Question

How do you express the complex number in trigonometric form: $ - 6i?$

Answer 1

Hint:Find the magnitude of the complex number and then find its argument.
Argument of a complex number $(a + ib)$ is given by ${\tan ^{ - 1}}\dfrac{b}{a}$
And magnitude can be calculated as $\sqrt {{a^2} + {b^2}} $
First convert the complex number into its polar form and then use Euler’s equation to convert the polar form of the complex number into trigonometric form.
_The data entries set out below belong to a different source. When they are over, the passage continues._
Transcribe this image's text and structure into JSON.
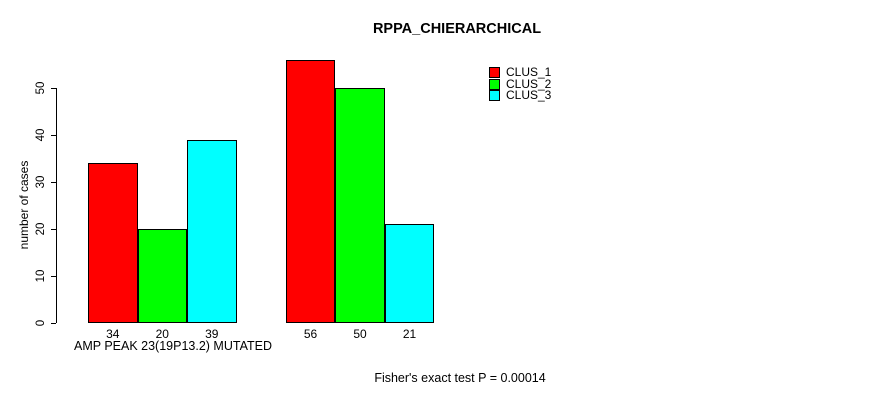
{
  "title": "RPPA_CHIERARCHICAL",
  "y_axis": {
    "label": "number of cases",
    "ticks": [
      0,
      10,
      20,
      30,
      40,
      50
    ]
  },
  "x_axis": {
    "group_label": "AMP PEAK 23(19P13.2) MUTATED"
  },
  "footer": "Fisher's exact test P = 0.00014",
  "legend": {
    "position": "top-right",
    "items": [
      {
        "label": "CLUS_1",
        "color": "#FF0000"
      },
      {
        "label": "CLUS_2",
        "color": "#00FF00"
      },
      {
        "label": "CLUS_3",
        "color": "#00FFFF"
      }
    ]
  },
  "chart_data": {
    "type": "bar",
    "title": "RPPA_CHIERARCHICAL",
    "categories": [
      "AMP PEAK 23(19P13.2) MUTATED",
      ""
    ],
    "series": [
      {
        "name": "CLUS_1",
        "color": "#FF0000",
        "values": [
          34,
          56
        ]
      },
      {
        "name": "CLUS_2",
        "color": "#00FF00",
        "values": [
          20,
          50
        ]
      },
      {
        "name": "CLUS_3",
        "color": "#00FFFF",
        "values": [
          39,
          21
        ]
      }
    ],
    "bar_labels": [
      [
        34,
        20,
        39
      ],
      [
        56,
        50,
        21
      ]
    ],
    "ylabel": "number of cases",
    "yticks": [
      0,
      10,
      20,
      30,
      40,
      50
    ],
    "ylim": [
      0,
      56
    ],
    "grid": false,
    "legend_position": "top-right",
    "annotation": "Fisher's exact test P = 0.00014",
    "bar_border_color": "#000000"
  }
}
Completed step by step solution:
To express a complex number $(a + ib)$ in trigonometric form,
i.e.$r(\cos \theta + i\sin \theta )$ , we have to first find the polar form of the given complex number.

Polar form of a complex number $(a + ib)$ is written as
$ = r{e^{i\theta }}$ Where “r” is the magnitude of the complex number, i.e. $r = \sqrt {{a^2} + {b^2}} $
and $\theta $ is the argument of the complex number which is equals to ${\tan ^{ - 1}}\dfrac{b}{a}$

In the given complex number $ - 6i$ we can see that the value of $a\;{\text{and}}\;b$ are
$0\;{\text{and}}\; - 6$ respectively.

Now finding the value of “r” in order to write the magnitude of the complex number
$
\Rightarrow r = \sqrt {{a^2} + {b^2}} \\
\Rightarrow r = \sqrt {{0^2} + {{( - 6)}^2}} \\
\Rightarrow r = \sqrt {36} \\
\Rightarrow r = 6 \\
$

Since magnitude accepts only positive values so we left the negative value of $\sqrt {36} $

Now we will find the argument of the complex number
$
\Rightarrow \theta = {\tan ^{ - 1}}\dfrac{b}{a} \\
\Rightarrow \tan \theta = \dfrac{b}{a} \\
\Rightarrow \tan \theta = \dfrac{{ - 6}}{0} \\
$

Which is not defined and we know that tangent function is not defined at $2n\pi \pm \dfrac{\pi
}{2},\;{\text{where}}\;n \in I$ , but we can see that this complex number lies at negative y-axis. So the
argument will be \[2n\pi - \dfrac{\pi }{2},\;{\text{where}}\;n \in I\]

Now writing $ - 6i$ in polar form as $6{e^{i\left( { - \dfrac{\pi }{2}} \right)}} = 6{e^{ - \dfrac{{i\pi
}}{2}}}$

Remember the Euler’s equation which can be written as
${e^{i\theta }} = \cos \theta + i\sin \theta $

So now writing ${e^{ - \dfrac{{i\pi }}{2}}}$ in trigonometric form using Euler’s formula
${e^{ - \dfrac{{i\pi }}{2}}} = \cos \left( {\dfrac{{ - \pi }}{2}} \right) + i\sin \left( {\dfrac{{ - \pi }}{2}}
\right)$

$\therefore $ the required trigonometric form of $ - 6i = r\left( {\cos \left( {\dfrac{{ - \pi }}{2}} \right)
+ i\sin \left( {\dfrac{{ - \pi }}{2}} \right)} \right) = 6\cos \dfrac{{ - \pi }}{2} + 6i\sin \dfrac{{ - \pi }}{2}$

Note: Check the quadrant after finding the argument because in trigonometry in a complete period of $2\pi $ there exist two equal values for any argument of trigonometric functions, so checking the quadrant will solve this problem.